À propos deWallace Eckert, Herb Grosch a dit, “S’il avait voulu abandonner l’astronomie et devenir un informaticien, je suis sûr qu’il aurait été beaucoup plus connu. Ses contributions étaient énormes, mais elles étaient dissimulées par le fait qu’il les avait vraiment faites pour mieux faire de l’astronomie “(Computer Museum lecture, 22 Octobre, 1982). Et plus tard, “S’il y avait eu un prix Nobel d’astronomie [Eckert] et ses confrères Dirk Brouwer à Yale et Gérald Clémence à l’Observatoire de la Marine, ils l’auraient gagné pour les énormes contributions qu’ils ont apportées à notre connaissance exacte du mouvement de la Lune et les planètes, en utilisant les équipements SSEC et ultérieurs d’IBM. ” [57,p.118].

En 1973, peu après sa mort, les contributions d’Eckert à l’astronomie et à l’informatique ont été célébrées lors d’une exposition à la Smithsonian Institution de Washington:

Questions Ouvertes:

  • Le rôle d’Eckert dans le développement des ordinateurs modernes est largement méconnu et, à mon avis, sous-estimé.
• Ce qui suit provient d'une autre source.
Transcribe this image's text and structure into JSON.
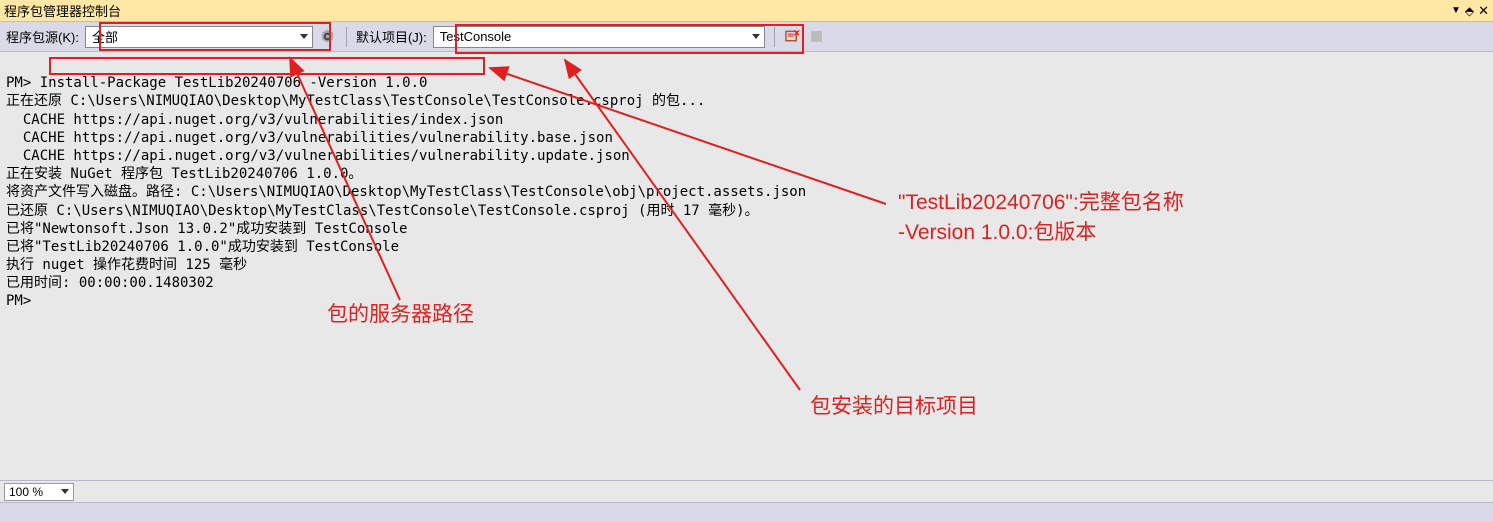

Sa principale contribution est la réalisation du séquençage automatique, une première en 1933-1934 avec sonAppareil d’observation de Rutherford, puis dans une certaine mesure en 1941-1946 avec l’Observatoire de la marine (dans son imprimante de table à carte), puis au Watson Lab d’après-guerre de Columbia, d’abord avec les calculatrices à relais expérimentales Nancy et Virginia,puis avec SSEC et NORC. Une forme de séquençage automatique était présente dans les d’IBM calculateurs Aberdeen Relay (1944) et au moins un historien(référence Campbell-Kelly ci-dessous) attribue à Eckert (mais sans attribution) d’avoir “spécifié” ces machines alors qu’il se trouvait à l’observatoire naval, alors que John McPhersonmentionne des voyages en temps de guerre avec Eckert au laboratoire de recherche Ballistics [74]. Herb Grosch dit :

À propos des Aberdeen, je suis de votre côté : je ne peux m’empêcher de croire que [Eckert] y a contribué. Mais il ne semble pas y avoir de trace de preuves. Par exemple, comment a-t-il “commandé” ceux pour le WSCL ? Cela, faisait-il partie de son processus d’embauche au début de 1945? IBM est allé si vite avec le vieil homme aux contrôles – augmentant le cycle de production de trois (deux mises à niveau et Dahlgren) à cinq aurait été un jeu d’enfant, et pas un mot n’a besoin d’être écrit. Mais cela implique que Wallace savait que la mise à niveau devait avoir lieu alors qu’il se trouvait toujours à l’observatoire naval ! Je parie que Cunningham lui a parlé au téléphone à la fin de 1944, peut-être à plusieurs reprises, mais nous ne le saurons jamais.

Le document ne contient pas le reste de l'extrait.